When I was just a pre-teen in the mid-1950s, my mother obtained two orchestra seats to a production at the original Met house (Broadway and 39th St.) in Manhattan and she was excited to introduce me to live opera (I must have shown interest) while my dad would keep my younger sister busy at a movie. Well, we got to the front door for the Saturday matinee and I balked like a thoroughbred in the starting gate for the Kentucky Derby. I made an awful fuss (I can remember that) so finally my mother said, “So be it.” She raised her arm with the ticket and 10 people converged on her to buy it and in less than 30 seconds she was through the doors and I was on the street off to some movie. I don’t think my mother ever mentioned it again but, especially in my adult years as I became a loyal opera fan, I have thought about it often. The new Met house opened at Lincoln Center in 1966 and when I walked into it for the first time some 20 years ago, I was blown away. To this day I regret that I never got a chance to see a production in the original 1883 building on Broadway….but the reason was my own foolishness.

Opera trips when we lived in New Jersey were terrific but expensive. Tickets in the back of the orchestra or the mezzanine (if you could get them) were $150+ each. And Tina never liked just taking the train into the city (an hour) for lunch, opera and home. We spent the night at the Cornell Club or the New York Yacht Club, had dinner at someplace nice and came home after breakfast on Sunday. Our 24-hour opera jaunts were $1,000 mini-vacations and I shake my head now, but with both of us working full-time, we never gave it a thought.

I had a friend during those years whose husband was an archivist at the Met and we had a wonderful pre-opera tour one Saturday and got a chance to see some costumes and memorabilia from the 1800s and 1900s.
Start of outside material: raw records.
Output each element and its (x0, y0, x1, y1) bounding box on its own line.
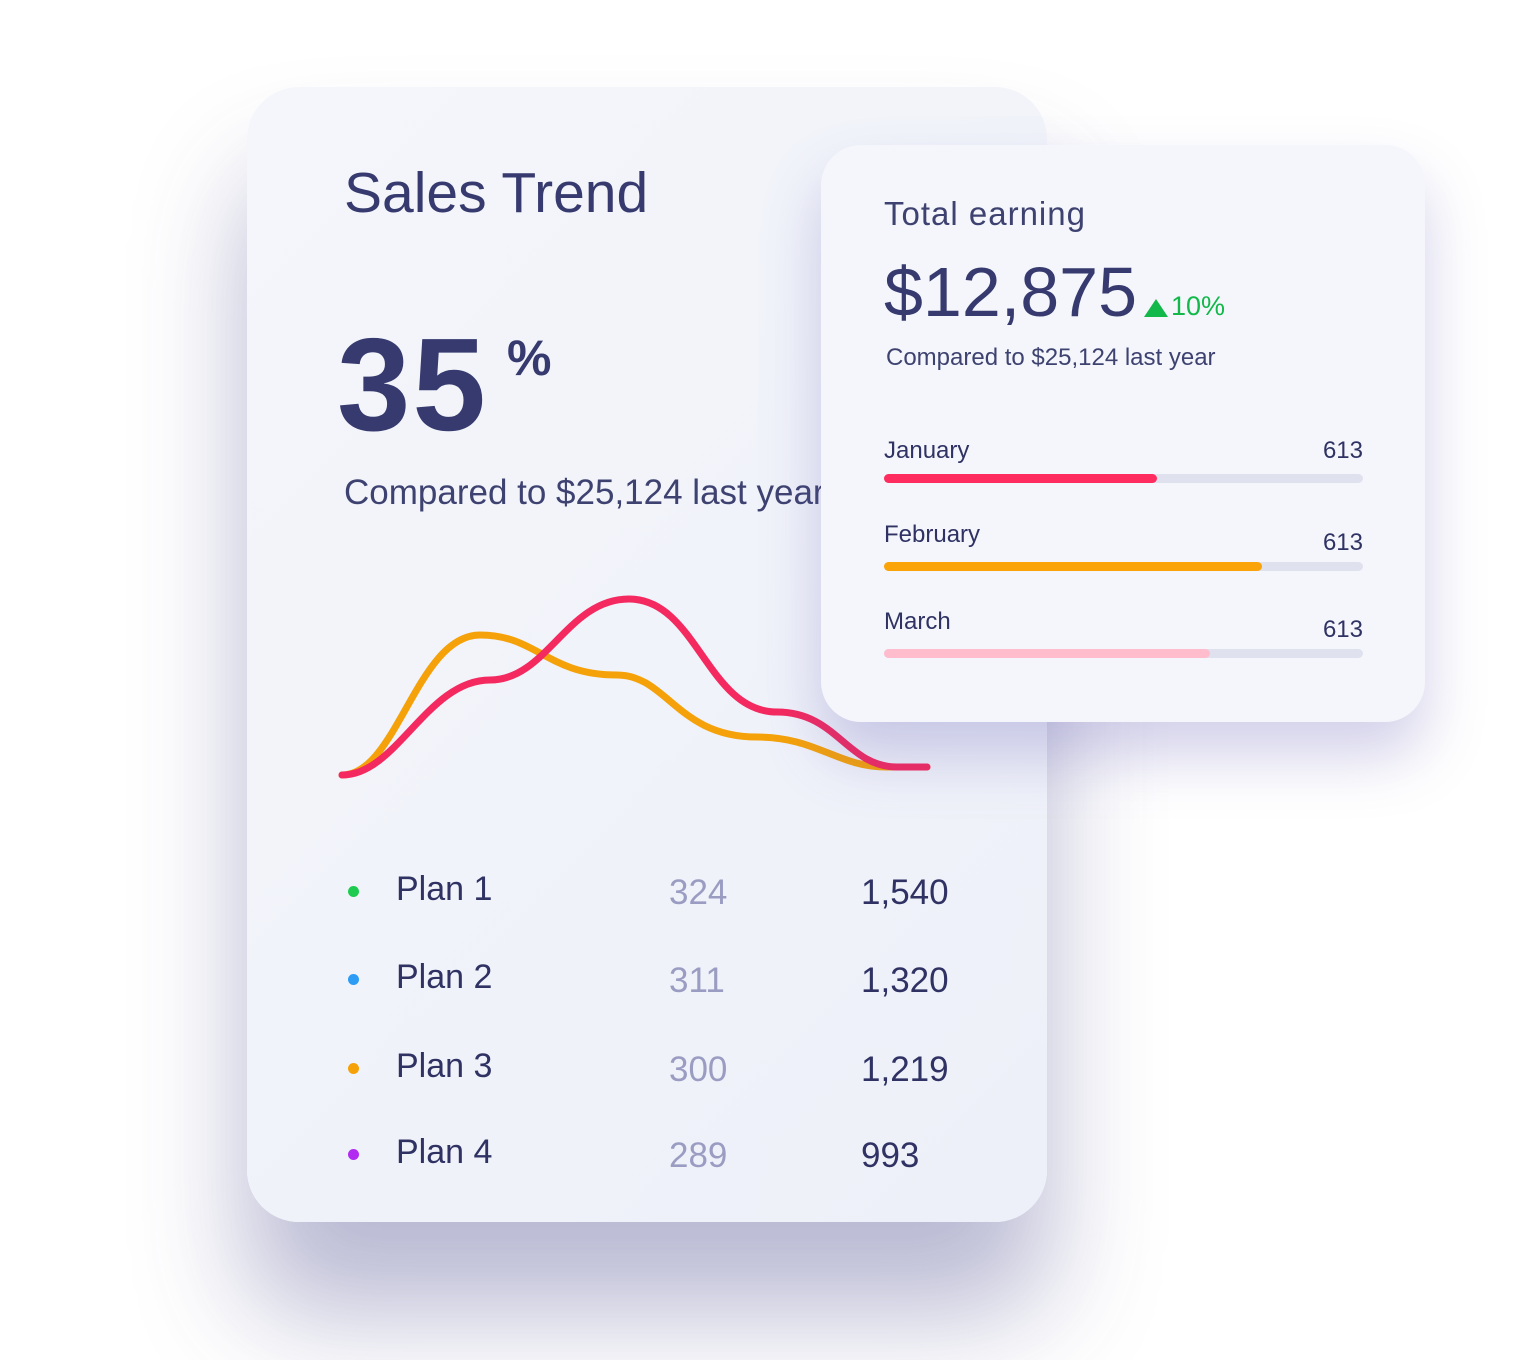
plan-total: 993 (861, 1136, 920, 1175)
trend-curves (338, 595, 931, 779)
plan-count: 289 (669, 1136, 728, 1175)
plan-dot (348, 1063, 359, 1074)
amount: $12,875 (884, 253, 1138, 331)
plan-name: Plan 3 (396, 1047, 493, 1085)
progress-fill (884, 649, 1210, 658)
plan-dot (348, 974, 359, 985)
progress-track (884, 562, 1363, 571)
plan-dot (348, 1149, 359, 1160)
comparison: Compared to $25,124 last year (344, 473, 825, 512)
plan-dot (348, 886, 359, 897)
total-earning-card: Total earning $12,875 10% Compared to $2… (821, 145, 1425, 722)
plan-total: 1,320 (861, 961, 949, 1000)
red-curve (338, 595, 931, 779)
plan-name: Plan 2 (396, 958, 493, 996)
plan-count: 300 (669, 1050, 728, 1089)
month-name: March (884, 608, 951, 635)
plan-total: 1,219 (861, 1050, 949, 1089)
plan-name: Plan 4 (396, 1133, 493, 1171)
plan-name: Plan 1 (396, 870, 493, 908)
comparison: Compared to $25,124 last year (886, 344, 1216, 371)
big-value: 35 (337, 311, 488, 458)
card-title: Total earning (884, 195, 1086, 232)
big-value-unit: % (507, 330, 552, 386)
change: 10% (1171, 291, 1226, 321)
plan-count: 311 (669, 961, 725, 1000)
progress-track (884, 649, 1363, 658)
progress-fill (884, 562, 1263, 571)
month-value: 613 (1322, 616, 1363, 643)
month-name: January (884, 437, 970, 464)
progress-fill (884, 474, 1158, 483)
plan-total: 1,540 (861, 873, 949, 912)
month-name: February (884, 521, 981, 548)
progress-track (884, 474, 1363, 483)
up-arrow (1144, 299, 1168, 317)
card-title: Sales Trend (344, 161, 649, 225)
plan-count: 324 (669, 873, 728, 912)
orange-curve (338, 631, 931, 779)
month-value: 613 (1322, 437, 1363, 464)
month-value: 613 (1322, 529, 1363, 556)
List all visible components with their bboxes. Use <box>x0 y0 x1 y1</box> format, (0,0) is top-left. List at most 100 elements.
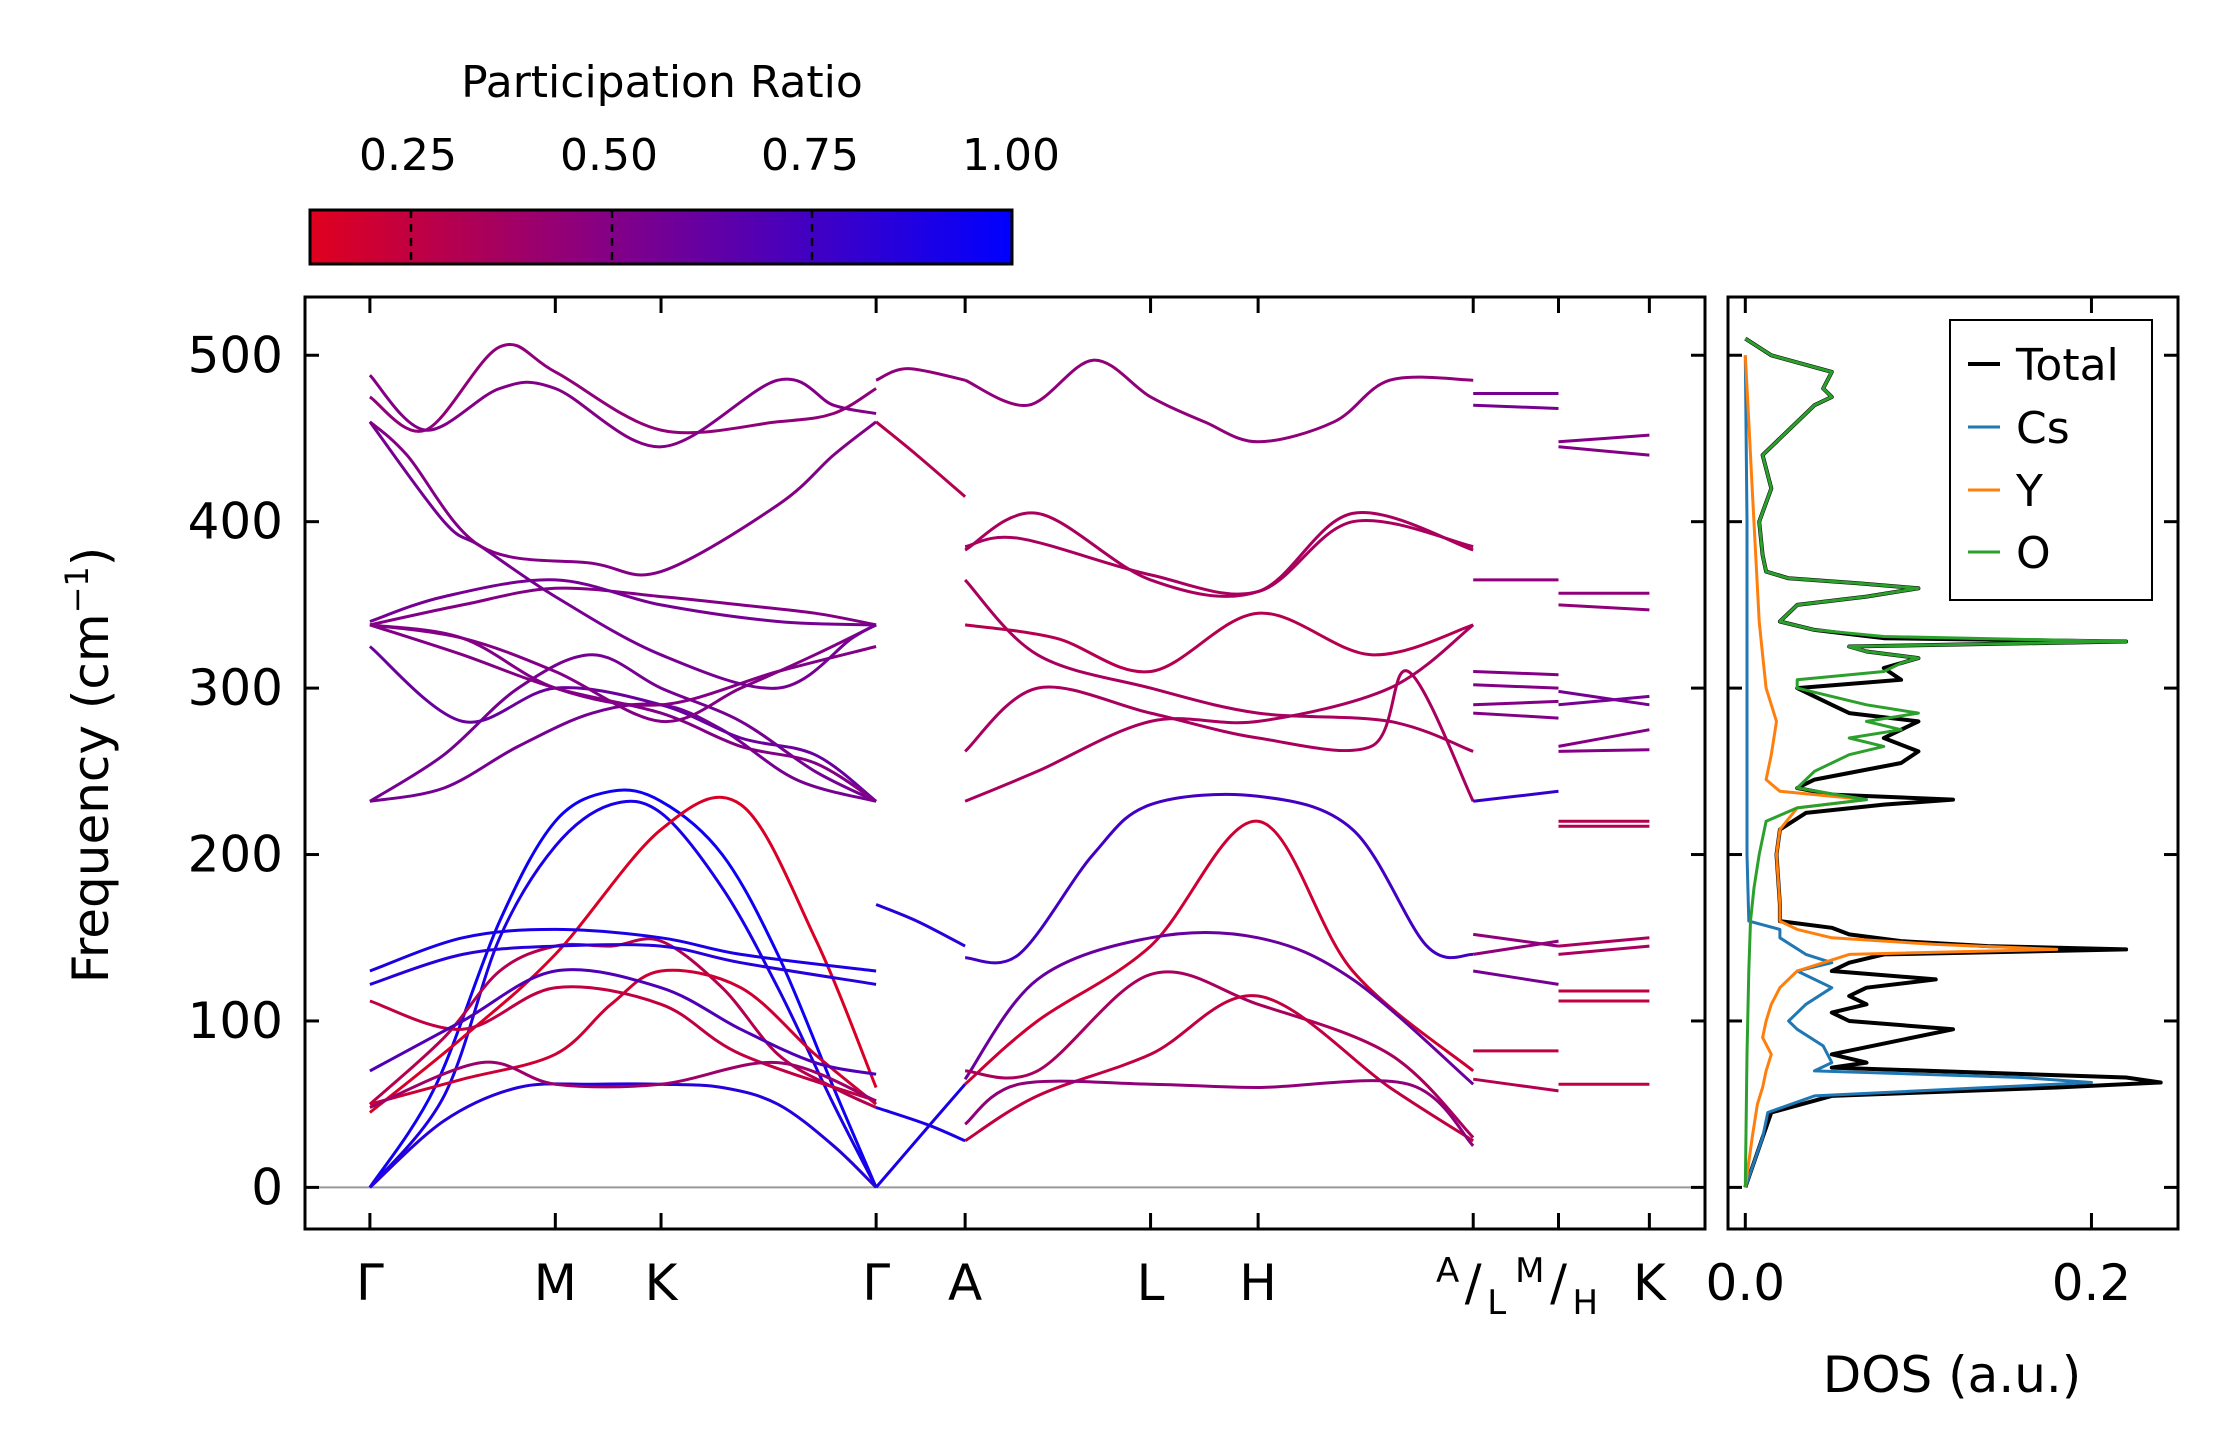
kpoint-label: L <box>1137 1254 1165 1312</box>
colorbar-tick-label: 0.75 <box>761 130 859 181</box>
phonon-branch <box>1473 683 1559 690</box>
legend-label-total: Total <box>2015 340 2119 391</box>
phonon-branch <box>369 942 877 986</box>
phonon-branch <box>1473 403 1559 410</box>
phonon-branch <box>1472 1077 1559 1093</box>
phonon-branch <box>1473 789 1559 803</box>
phonon-branch <box>368 788 878 1189</box>
phonon-branch <box>875 903 966 948</box>
phonon-branch <box>1558 748 1650 753</box>
phonon-branch <box>369 623 877 707</box>
phonon-branch <box>964 970 1475 1139</box>
kpoint-label: H <box>1239 1254 1277 1312</box>
phonon-branch <box>875 367 966 382</box>
phonon-branch <box>1473 711 1559 720</box>
colorbar-gradient <box>308 208 1014 266</box>
kpoint-label: M <box>534 1254 577 1312</box>
phonon-branch <box>964 994 1475 1143</box>
y-tick-label: 200 <box>188 826 283 884</box>
phonon-branch <box>964 511 1474 598</box>
kpoint-axis-ticks: Γ M K Γ A L H KA / LM / H <box>356 297 1667 1323</box>
phonon-branch <box>874 1083 967 1189</box>
legend-label-o: O <box>2016 528 2051 579</box>
y-axis-label: Frequency (cm−1) <box>58 547 120 984</box>
phonon-branch <box>369 968 877 1076</box>
phonon-branch <box>964 792 1474 965</box>
dos-curves <box>1743 336 2163 1189</box>
y-tick-label: 300 <box>188 659 283 717</box>
dos-axes-frame <box>1726 295 2180 1231</box>
colorbar-tick-label: 0.25 <box>359 130 457 181</box>
phonon-branch <box>1473 670 1559 677</box>
kpoint-split-top: M <box>1515 1251 1544 1291</box>
phonon-branch <box>368 795 878 1114</box>
phonon-branch <box>369 586 877 627</box>
dos-axis-ticks: 0.0 0.2 <box>1706 297 2178 1312</box>
dos-x-tick-label: 0.0 <box>1706 1254 1786 1312</box>
kpoint-label: Γ <box>356 1254 384 1312</box>
phonon-branch <box>964 669 1475 802</box>
phonon-branch <box>963 931 1475 1086</box>
y-tick-label: 400 <box>188 493 283 551</box>
kpoint-split-top: A <box>1436 1251 1459 1291</box>
phonon-branch <box>369 623 877 723</box>
phonon-branch <box>1472 939 1559 956</box>
legend: Total Cs Y O <box>1949 319 2153 601</box>
dos-curve-cs <box>1743 355 2093 1188</box>
kpoint-label: A <box>948 1254 982 1312</box>
band-axes-frame <box>303 295 1707 1231</box>
y-axis-label-main: Frequency (cm <box>62 613 120 983</box>
phonon-branch <box>964 578 1474 753</box>
phonon-branch <box>964 611 1474 674</box>
phonon-branch <box>1558 603 1650 612</box>
phonon-branch <box>1558 433 1650 444</box>
colorbar-tick-label: 0.50 <box>560 130 658 181</box>
kpoint-label: K <box>645 1254 679 1312</box>
phonon-branch <box>1558 936 1650 948</box>
colorbar-ticks <box>409 210 814 264</box>
frequency-axis-ticks: 0 100 200 300 400 500 <box>188 326 1705 1216</box>
y-tick-label: 500 <box>188 326 283 384</box>
phonon-branch <box>369 623 877 803</box>
y-tick-label: 100 <box>188 992 283 1050</box>
phonon-branch <box>369 653 877 803</box>
phonon-branch <box>964 519 1474 596</box>
kpoint-split-bottom: H <box>1573 1283 1599 1323</box>
y-axis-label-end: ) <box>62 547 120 567</box>
phonon-branch <box>1558 944 1650 956</box>
colorbar-title: Participation Ratio <box>461 57 863 108</box>
phonon-branch <box>875 420 967 498</box>
phonon-branch <box>368 374 877 449</box>
phonon-branch <box>368 420 878 577</box>
kpoint-split-bottom: L <box>1487 1283 1506 1323</box>
legend-label-y: Y <box>2015 466 2043 517</box>
phonon-branch <box>1558 728 1650 748</box>
phonon-branch <box>368 937 877 1109</box>
kpoint-split-label: A / L <box>1436 1251 1506 1323</box>
kpoint-split-slash: / <box>1550 1254 1567 1312</box>
phonon-branch <box>1472 969 1559 986</box>
phonon-branch <box>369 343 877 435</box>
phonon-branch <box>875 1106 966 1143</box>
colorbar-tick-label: 1.00 <box>962 130 1060 181</box>
phonon-branch <box>368 1082 878 1189</box>
dos-x-tick-label: 0.2 <box>2052 1254 2132 1312</box>
kpoint-split-label: M / H <box>1515 1251 1598 1323</box>
y-axis-label-superscript: −1 <box>58 566 96 613</box>
phonon-branch <box>1558 694 1650 707</box>
phonon-branch <box>369 578 877 627</box>
phonon-branch <box>964 1079 1475 1147</box>
dos-curve-o <box>1743 337 2128 1188</box>
y-tick-label: 0 <box>251 1158 283 1216</box>
kpoint-label: Γ <box>862 1254 890 1312</box>
legend-label-cs: Cs <box>2016 403 2070 454</box>
phonon-branch <box>964 819 1475 1086</box>
phonon-branch <box>964 623 1475 803</box>
kpoint-split-slash: / <box>1465 1254 1482 1312</box>
phonon-branches <box>368 343 1650 1189</box>
colorbar: Participation Ratio 0.25 0.50 0.75 1.00 <box>308 57 1060 266</box>
phonon-branch <box>1472 932 1559 948</box>
phonon-branch <box>964 358 1474 444</box>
I also introduced my guide/guard from Afghanistan (2006)—which is a whole other story—to the Met when he visited. Sadly, grand opera wasn’t for Qais but he lasted one full act before walking around the adjoining Lincoln Center streets.

Tosca was my first opera in two years and it just rekindled my love for the genre. If you are shaking your head, consider joining us on one of the upcoming trips (check the schedule in the Garden Variety). The cost is $25 for the ticket and transportation and it is well worth it. Not being scrunched into 1960s seats with 2,500 other opera fanatics and munching popcorn while listening to timeless music and watching great theater (someone always dies and usually tragically) is great Wednesday afternoon entertainment.